Pero no habrá escapado a tu
memoria lo difícil que resultó que Mónica te permitiera vivir en su casa con
Adeo-dato y conmigo.
Ya entonces tuve la sensación
de que os ataban lazos que no eran naturales entre una madre y un hijo.
Esto lo repites, como para
dejar muy claro lo que quieres decir: Donde ella está, allí estás también tú.
Mónica y tú, madre e hijo,
Se dice que un hijo ha de
abandonar a los padres y convivir con una mujer, y que los dos han de ser una
sola carne.
Pero ella se interpuso entre
nosotros y acabó ganando el duelo.
Era una mujer poderosa, con
grandes ambiciones para sí misma y para su hijo.
Describes tu dolor por su
muerte, acaecida en Ostia: «sentía el alma herida y lacerada mi vida, que había
llegado a ser una sola con la suya».
Veo que no sientes vergüenza;
pareces haber olvidado la historia de Edipo y Yocasta, su madre.

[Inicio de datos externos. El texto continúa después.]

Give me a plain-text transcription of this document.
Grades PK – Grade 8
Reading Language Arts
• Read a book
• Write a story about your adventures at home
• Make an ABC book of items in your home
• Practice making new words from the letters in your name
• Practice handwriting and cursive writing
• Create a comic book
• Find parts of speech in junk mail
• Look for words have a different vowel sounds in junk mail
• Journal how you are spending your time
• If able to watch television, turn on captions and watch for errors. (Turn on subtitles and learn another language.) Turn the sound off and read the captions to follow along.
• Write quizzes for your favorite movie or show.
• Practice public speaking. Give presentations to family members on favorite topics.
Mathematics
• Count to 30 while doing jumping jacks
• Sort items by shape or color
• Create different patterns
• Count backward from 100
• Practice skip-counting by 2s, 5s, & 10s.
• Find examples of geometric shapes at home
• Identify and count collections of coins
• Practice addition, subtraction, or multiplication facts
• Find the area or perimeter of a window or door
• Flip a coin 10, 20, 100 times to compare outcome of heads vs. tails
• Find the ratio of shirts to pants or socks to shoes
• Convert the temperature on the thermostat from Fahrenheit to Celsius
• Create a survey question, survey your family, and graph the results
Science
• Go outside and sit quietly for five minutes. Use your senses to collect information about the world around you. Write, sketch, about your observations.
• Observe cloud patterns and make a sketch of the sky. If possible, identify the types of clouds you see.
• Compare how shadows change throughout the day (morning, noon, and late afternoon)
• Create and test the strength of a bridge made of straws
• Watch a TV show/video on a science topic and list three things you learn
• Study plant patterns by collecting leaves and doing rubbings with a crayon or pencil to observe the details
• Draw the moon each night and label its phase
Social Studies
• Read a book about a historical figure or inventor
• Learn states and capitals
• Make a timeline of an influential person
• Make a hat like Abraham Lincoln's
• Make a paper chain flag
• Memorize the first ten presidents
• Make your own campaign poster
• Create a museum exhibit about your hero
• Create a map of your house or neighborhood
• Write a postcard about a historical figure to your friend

El se sacó los ojos, pero tú
hubieras preferido verte castrado.
Sentiste un vacío en tu vida
y quizá por eso me llamaste a tu lado.
Pero muy pronto pusiste a
Dios en el lugar de tu madre.
Él (Dios) era para ti lo
único que te quedaba de ella, una nueva madre.
Primero Mónica ocupaba el
lugar de Dios, pero, al morir ella, invertiste el orden.
Primero ella se interpuso
entre nosotros, luego ocupó el lugar de ella el Dios del Nazareno.
¿No fue entonces cuando
elegiste a Continencia, al saber que no se llevaría a cabo el matrimonio
planeado?
Cuando hubimos cruzado el
Arno, me detuviste poniéndome una mano cariñosa en el hombro y me pediste
permiso para olerme el cabello.
«Vita brevis», dijiste.
¿Por qué dijiste eso?
¿Por qué querías oler mi
cabello?
¿Qué era lo que querías
sellar?
Como tú mismo insinúas,
vivíamos juntos como esposo y esposa; nos diferenciábamos de los otros en que
fue una decisión libre, sin intervención de nuestros padres.
Si no me hubieras querido,
habrías tenido a otras mujeres o habrías frecuentado los prostíbulos.
«La vida con ella me hizo ver
por propia experiencia la distancia que hay entre el amor conyugal, pactado
para generar los hijos, y el pacto del amor lascivo, en el que los hijos nacen
contra el deseo de los padres, aunque, una vez nacidos, se sientan obligados a
quererlos».
Floria ni siquiera se molesta
en comentarlo.
Ella deseará subrayar lo
contrario, es decir, que convivieron como cónyuges.
Siempre nos tuvimos el uno al
otro y, tras la muerte de tu amigo, yo fui tu único consuelo.
Entonces empezaste a buscar
una verdad que salvara a tu alma de todo lo perecedero.
Yo te decía: abrázame fuerte,
la vida es muy breve y no es seguro que haya una eternidad para nuestras
frágiles almas, tal vez sólo vivamos aquí y ahora.
Pero nunca estabas de acuerdo
en eso.
Tú buscarías sin descanso
hasta encontrar la eternidad para tu alma.
De alguna manera era más
importante para ti salvar tu alma que la perdición que la mía.
Yo me sentía feliz, pues no
era agradable para ninguno de nosotros compartir la casa con Mónica.